Des diplômes à rabais ?
Dans un autre ordre d’idées, on peut soupçonner qu’une telle mesure encouragera les universités à niveler leurs exigences académiques vers le bas. En effet, si seule-s les diplômé-e-s universitaires sont soumis et soumises à ce point d’imposition supplémentaire, il est concevable que les administrations, afin de gonfler leur financement, s’affairent à décerner un plus grand nombre de diplômes en abaissant le niveau des compétences requises à leur obtention.
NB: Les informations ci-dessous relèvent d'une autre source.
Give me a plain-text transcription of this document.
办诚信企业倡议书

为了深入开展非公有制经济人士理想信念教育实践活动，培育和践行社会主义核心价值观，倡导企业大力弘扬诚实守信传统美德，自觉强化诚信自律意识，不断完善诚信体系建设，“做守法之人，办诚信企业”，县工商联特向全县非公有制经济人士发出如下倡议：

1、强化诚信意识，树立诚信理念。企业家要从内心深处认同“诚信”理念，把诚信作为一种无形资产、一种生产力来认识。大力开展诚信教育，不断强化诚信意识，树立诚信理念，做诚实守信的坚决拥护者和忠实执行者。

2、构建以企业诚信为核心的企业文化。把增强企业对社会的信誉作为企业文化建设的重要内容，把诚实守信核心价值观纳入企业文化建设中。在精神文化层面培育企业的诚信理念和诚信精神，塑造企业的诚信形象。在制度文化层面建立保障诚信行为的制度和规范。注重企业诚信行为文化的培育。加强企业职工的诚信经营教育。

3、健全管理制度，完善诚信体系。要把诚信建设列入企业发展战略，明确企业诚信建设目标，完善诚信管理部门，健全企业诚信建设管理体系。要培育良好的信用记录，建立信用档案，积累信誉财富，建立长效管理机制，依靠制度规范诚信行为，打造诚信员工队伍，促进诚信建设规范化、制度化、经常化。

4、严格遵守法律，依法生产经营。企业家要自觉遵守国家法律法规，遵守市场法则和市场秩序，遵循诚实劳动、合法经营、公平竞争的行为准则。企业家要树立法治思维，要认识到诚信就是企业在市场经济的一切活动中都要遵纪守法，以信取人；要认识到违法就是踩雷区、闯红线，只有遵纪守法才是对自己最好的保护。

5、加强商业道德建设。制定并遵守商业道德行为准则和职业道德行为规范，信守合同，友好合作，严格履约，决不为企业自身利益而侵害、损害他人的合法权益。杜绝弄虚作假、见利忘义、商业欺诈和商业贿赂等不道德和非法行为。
Refuser l’option du moindre mal
Si certain-e-s vantent l’IPU en clamant qu’il offre une alternative viable à l’augmentation des frais de scolarité en maintenant l’accessibilité aux études et en assurant que tous et toutes paient leur « juste part », on peut bien se permettre de questionner leur bonne foi. D’une part, l’IPU est une forme, bien qu’étalée dans le temps, de frais de scolarité. Or, si l’on se souvient que le gel des frais de scolarité n’est en rien une fin en soi, mais plutôt une étape intermédiaire dans notre lutte, la solution que l’on nous propose ici n’en est pas une : elle représente une dégradation de la condition étudiante. D’autre part, le système fiscal québécois, si l’on voulait bien lui apporter les modifications nécessaires, pourrait permettre à tous et toutes de payer leur juste part. Or l’IPU, en tant qu’impôt particulariste, repose sur la prémisse néolibérale voulant que l’éducation soit avant tout un service accordé à l’individu en échange de l’apport monétaire équivalent. Une telle individualisation du rapport à l’éducation évacue d’emblée le fait qu’elle constitue un bien collectif dont les coûts doivent être assumés par l’ensemble de la société.
En somme, l’IPU contribue à faire du débat social – qui devrait ouvrir la voie à des transformations radicales dans notre rapport à l’éducation – un misérable débat de chiffres. Il n’est nullement dans notre intérêt d’accepter, au nom d’un réalisme politique fallacieux, les succédanés que pourrait nous proposer le gouvernement. Bien avant les mesures, ce sont les principes politiques qu’elles sous-tendent que nous remettons en question et, sur ce point, aucun compromis n’est admissible.